No podía creer que, por tercera vez, y con el tratamiento adecuado, volviera de nuevo a producirse el tromboembolismo pulmonar. La lección se repetía otra vez, y no sabía lo que significaba, qué tenía para nosotras ese nuevo síntoma. Estamos en la escuela a tiempo completo, llamada vida, pero no siempre se aprende en una clase, a veces hay que repetirlas. Y aquella era la tercera vez que se repetía la enseñanza. Ahora, con la mirada atrás, todo adquiere un sentido. La sangre, el alimento del cuerpo, lo más profundo del ser, se concentraba en los pulmones, vehículos que nos comunican obligatoriamente al exterior para mantener la unión con los demás e inspirar la vida. Aquella mezcla nos avisaba de que, lo más profundo de su ser tenía que dejar el contacto con el exterior, pues el fin del contrato en La Tierra terminaba. 

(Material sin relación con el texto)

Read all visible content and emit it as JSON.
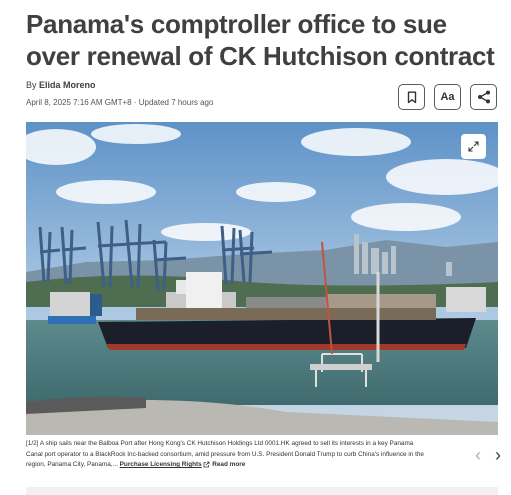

No había errores, sólo lecciones. Para crecer necesitas sumergirte en el proceso de pruebas y prácticas, en la experimentación de la vida. No existen los errores, pues ese experimento fallido también era necesario para la evolución. Una lección se presenta de múltiples formas hasta aprenderla e integrarla. Pero entonces no habrá terminado, irás hacia la próxima lección, pues las lecciones no tienen fin, no hay nada en la vida que no contenga un aprendizaje.